Electronic - Raise the Pressure
or better or worse, we here at Stylus, in all of our autocratic consumer-crit greed, are slaves to timeliness. A record over six months old is often discarded, deemed too old for publication, a relic in the internet age. That's why each week at Stylus, one writer takes a look at an album with the benefit of time. Whether it has been unjustly ignored, unfairly lauded, or misunderstood in some fundamental way, we aim with On Second Thought to provide a fresh look at albums that need it.
Whether it's an unfettered Bernard Sumner or a Johnny Marr free to make merry with a hook that's responsible for 1996’s Raise the Pressure's shameless gaiety makes no difference. Both were the poptastic bastard children of their respective groups, and the combination of the two is enough to pen a song called "If You've Got Love." That's all we really need as an entry point—Sumner is as loveably indecipherable as ever, Marr's guitar, when it does appear, is as intrusive as a wounded lover hammering on Bernie's door in some swank Ibiza hotel. Which, to be honest, is where most of Raise the Pressure seems to talk place.
All of which is good, if sometimes nauseating. Strident chords, house-y piano breaks, rave-era curlicue synths, acoustic-sounding guitars through the chorus pedal, that vocoder effect, smoothly generic backup vox—all are present and accounted for. Thankfully, lush and vapid has been proven to age much better than self-consciously "relevant": Raise the Pressure is joyfully free of the trendy "ambient" touches that now date Republic as indelibly as a Notary stamp reading "1993." On the other hand, every song on Raise the Pressure is replete with hooks, bells, whistles, pacifiers, and candy necklaces; every song treads a fine line between aww sweet and ick banal; and every song raises that eternal question within the listener's mind—do I want to mount Bernard Sumner or simply choke him to death?
Dig "For You." It's a summer's kiss of a tune, charming and ripely forgettable—the kind of unconsciously-eternal tune that must descend upon you as you enter the halls of Pop's own Valhalla. "Can we meet on the street, maybe tomorrow / See the world at our feet, naked and hollow" sings the Barney. Words to live by, says I. The countrified breakdown makes me forget about the fascination I have with my own feces, says Salvador Dali. "Dark Angel" reminds you that this pair are about making some dance music, godammit, and if "love comes too late," well at least it comes with a hard-house breakdown that could fill Danny Tenaglia's trousers. "Second Nature" makes good on the New Order-gone-R&B-vibe promised by Republic's "Liar"—evilly-smooth funk so monolithic even Marr's chicken-scratch guitar can't defang it. The song itself, featuring one of Sumner's most concise lyrics, appears to be about overcoming one's own brutally self-aware past and living a life filled with the kind of cosmic naivete that's been the man's bread and butter since "Thieves Like Us."
Which, in the end is the bleeding point of this much-maligned record (i.e. to present Bernard Sumner's wordview in a series of heroic pop vignettes, every song an anthem an every anthem almost a song).
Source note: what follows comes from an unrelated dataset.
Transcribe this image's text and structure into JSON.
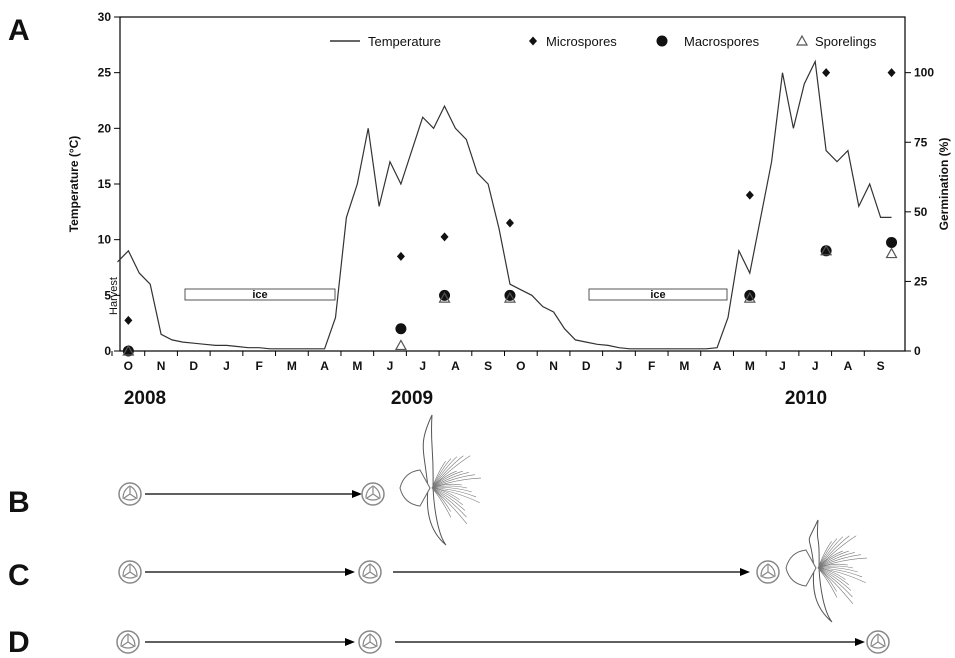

If "One Day" envisions the future where naked come the nude, "Freefall" puts us right in the middle of it. It would have fared better as a single—a triple-stacked Mitsubishi tripping straight to the heart of rain / euphoria metaphoria. On an album of this length (it's 1996, remember) it might be one pill too many. "How Long" and "Time Can Tell" to the rescue, then. The former sighs over love's tenacity, while the latter has the audacity to question it outright even as it reaffirms the anthemic "work it out" spirit of the album ("Will we still be together / In a year from now / Or do we hate each other / We're gonna get through somehow"). It's one of the most accurate portraits of love-in-conflict ever painted—set to Mediterranean guitar strums and a hazy proto-downtempo backbeat, it's no wonder it got lost in the shuffle.
By itself, the sentiment of "Time Can Tell" would be nice enough—it's a hopeful ode that one might drop on the end of a mixtape made for a lover during a difficult point in your relationship. Coming at the end of an hour's worth of anthemic statements dedicated to a Love Triumphant, it's nothing short of sheer bravery. Why the acknowledgment of the ephemeral vagueness of love at the tail end of an album seemingly dedicated to founding an entire wordview on its certitude? This very notion, sheathed in the delicate armor of almost-perfectly disposable pop, is what makes Raise the Pressure paradoxically both easily dismissible and utterly essential. Much like love itself.